The launch Toyota's of redesigned [and larger] Tundra pickup truck puts the Japanese  vehicle maker squarely into the last segment of the US market where it hasn't been competing as strongly, a top executive said at the motor Detroit show.

Jim Lentz, executive vice president of Toyota's US division, told The Associated Press in an interview that the company is looking at the Tundra launch almost as starting a new franchise within the Toyota brand.

"While our loyalty rates are fairly good, we were losing customers to other manufacturers because we didn't have the capability that they needed," Lentz told the news agency, adding: "They wanted something to pull their boat, pull their horses, do whatever they needed to do."

At Detroit, Toyota is showing the Tundra CrewMax full-size pickup truck, which will arrive in showrooms in March, following the regular-cab and double-cab on sale in February, AP said.

Its competition in the hard-fought pickup truck segment includes General Motors' new Chevrolet Silverado and GMC Sierra models and the Ford F-series line.
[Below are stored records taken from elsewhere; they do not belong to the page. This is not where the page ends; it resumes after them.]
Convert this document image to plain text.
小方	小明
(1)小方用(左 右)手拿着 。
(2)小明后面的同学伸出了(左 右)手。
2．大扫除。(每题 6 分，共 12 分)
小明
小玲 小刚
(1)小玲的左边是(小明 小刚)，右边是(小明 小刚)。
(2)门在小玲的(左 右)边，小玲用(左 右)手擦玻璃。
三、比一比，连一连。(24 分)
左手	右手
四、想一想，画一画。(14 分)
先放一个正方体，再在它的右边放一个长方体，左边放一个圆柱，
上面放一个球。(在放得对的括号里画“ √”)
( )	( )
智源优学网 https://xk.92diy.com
According to The Associated Press, both domestic makers have said they will continue to fight to hold their shares of the truck market.
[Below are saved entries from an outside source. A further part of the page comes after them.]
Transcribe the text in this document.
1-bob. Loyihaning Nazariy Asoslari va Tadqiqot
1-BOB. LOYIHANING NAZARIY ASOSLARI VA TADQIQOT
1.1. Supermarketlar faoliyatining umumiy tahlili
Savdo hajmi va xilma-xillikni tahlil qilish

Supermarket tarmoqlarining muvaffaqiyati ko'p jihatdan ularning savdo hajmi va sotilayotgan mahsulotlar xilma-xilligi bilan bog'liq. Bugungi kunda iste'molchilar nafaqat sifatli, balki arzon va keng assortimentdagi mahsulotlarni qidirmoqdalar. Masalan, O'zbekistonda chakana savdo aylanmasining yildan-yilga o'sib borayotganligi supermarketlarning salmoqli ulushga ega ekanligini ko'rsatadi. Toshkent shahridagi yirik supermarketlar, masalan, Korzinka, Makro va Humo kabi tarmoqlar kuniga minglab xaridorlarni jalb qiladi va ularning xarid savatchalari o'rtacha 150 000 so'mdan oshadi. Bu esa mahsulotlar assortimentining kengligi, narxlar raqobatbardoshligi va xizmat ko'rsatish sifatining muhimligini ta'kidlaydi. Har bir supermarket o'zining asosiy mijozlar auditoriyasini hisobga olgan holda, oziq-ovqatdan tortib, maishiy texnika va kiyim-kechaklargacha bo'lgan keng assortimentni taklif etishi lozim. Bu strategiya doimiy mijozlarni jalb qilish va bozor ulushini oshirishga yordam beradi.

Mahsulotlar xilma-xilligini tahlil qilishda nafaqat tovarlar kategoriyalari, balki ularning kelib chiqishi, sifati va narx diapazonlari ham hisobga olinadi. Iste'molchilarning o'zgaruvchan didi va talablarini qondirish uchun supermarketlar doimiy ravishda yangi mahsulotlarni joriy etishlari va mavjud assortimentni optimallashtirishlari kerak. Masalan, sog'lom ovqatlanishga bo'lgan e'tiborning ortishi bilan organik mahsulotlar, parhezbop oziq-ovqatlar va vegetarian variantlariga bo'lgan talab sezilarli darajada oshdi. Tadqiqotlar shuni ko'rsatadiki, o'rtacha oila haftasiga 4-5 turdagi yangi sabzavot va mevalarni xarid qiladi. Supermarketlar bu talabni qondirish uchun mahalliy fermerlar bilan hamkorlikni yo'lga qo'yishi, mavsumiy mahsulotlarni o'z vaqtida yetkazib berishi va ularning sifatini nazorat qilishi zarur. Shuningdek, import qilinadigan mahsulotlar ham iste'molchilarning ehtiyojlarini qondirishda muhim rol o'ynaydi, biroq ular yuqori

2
Lentz told the news agency that Toyota - about to celebrate a half-century of sales in the US - has an average of 15% of the market in other segments, but its full-size truck share is about 5.5%.
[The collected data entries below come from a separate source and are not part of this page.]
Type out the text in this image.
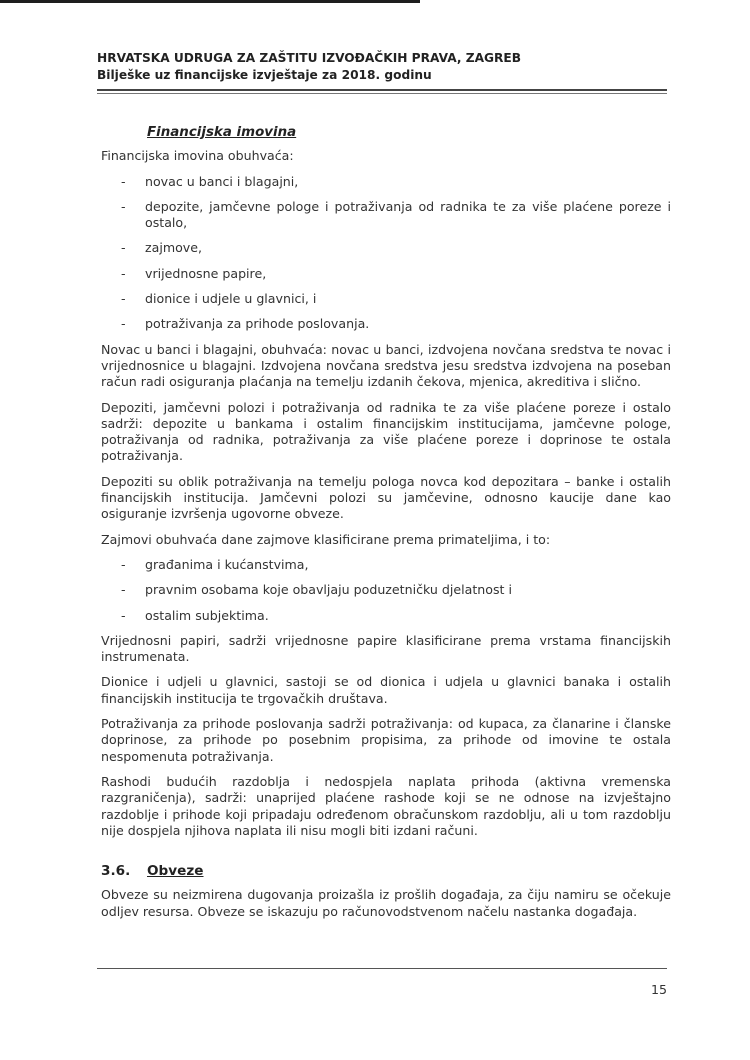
HRVATSKA UDRUGA ZA ZAŠTITU IZVOĐAČKIH PRAVA, ZAGREB
Bilješke uz financijske izvještaje za 2018. godinu
Financijska imovina

Financijska imovina obuhvaća:

- novac u banci i blagajni,
- depozite, jamčevne pologe i potraživanja od radnika te za više plaćene poreze i ostalo,
- zajmove,
- vrijednosne papire,
- dionice i udjele u glavnici, i
- potraživanja za prihode poslovanja.

Novac u banci i blagajni, obuhvaća: novac u banci, izdvojena novčana sredstva te novac i vrijednosnice u blagajni. Izdvojena novčana sredstva jesu sredstva izdvojena na poseban račun radi osiguranja plaćanja na temelju izdanih čekova, mjenica, akreditiva i slično.

Depoziti, jamčevni polozi i potraživanja od radnika te za više plaćene poreze i ostalo sadrži: depozite u bankama i ostalim financijskim institucijama, jamčevne pologe, potraživanja od radnika, potraživanja za više plaćene poreze i doprinose te ostala potraživanja.

Depoziti su oblik potraživanja na temelju pologa novca kod depozitara – banke i ostalih financijskih institucija. Jamčevni polozi su jamčevine, odnosno kaucije dane kao osiguranje izvršenja ugovorne obveze.

Zajmovi obuhvaća dane zajmove klasificirane prema primateljima, i to:

- građanima i kućanstvima,
- pravnim osobama koje obavljaju poduzetničku djelatnost i
- ostalim subjektima.

Vrijednosni papiri, sadrži vrijednosne papire klasificirane prema vrstama financijskih instrumenata.

Dionice i udjeli u glavnici, sastoji se od dionica i udjela u glavnici banaka i ostalih financijskih institucija te trgovačkih društava.

Potraživanja za prihode poslovanja sadrži potraživanja: od kupaca, za članarine i članske doprinose, za prihode po posebnim propisima, za prihode od imovine te ostala nespomenuta potraživanja.

Rashodi budućih razdoblja i nedospjela naplata prihoda (aktivna vremenska razgraničenja), sadrži: unaprijed plaćene rashode koji se ne odnose na izvještajno razdoblje i prihode koji pripadaju određenom obračunskom razdoblju, ali u tom razdoblju nije dospjela njihova naplata ili nisu mogli biti izdani računi.

3.6. Obveze

Obveze su neizmirena dugovanja proizašla iz prošlih događaja, za čiju namiru se očekuje odljev resursa. Obveze se iskazuju po računovodstvenom načelu nastanka događaja.

15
"This is really the last segment that we really don't compete in," Lentz reportedly said.

He told AP that US light vehicle sales for 2007 likely will be flat or slightly lower after dropping to about 16.5m in 2006 from just under 17m in 2005 but expected some growth in sales to retail customers.

After selling about 2.5m vehicles in the US in 2006, Lentz reportedly expects Toyota to boost 2007 volume by around 140,000 unit to nearly 2.7m, helped by the new Tundra, and the Prius and Camry hybrids.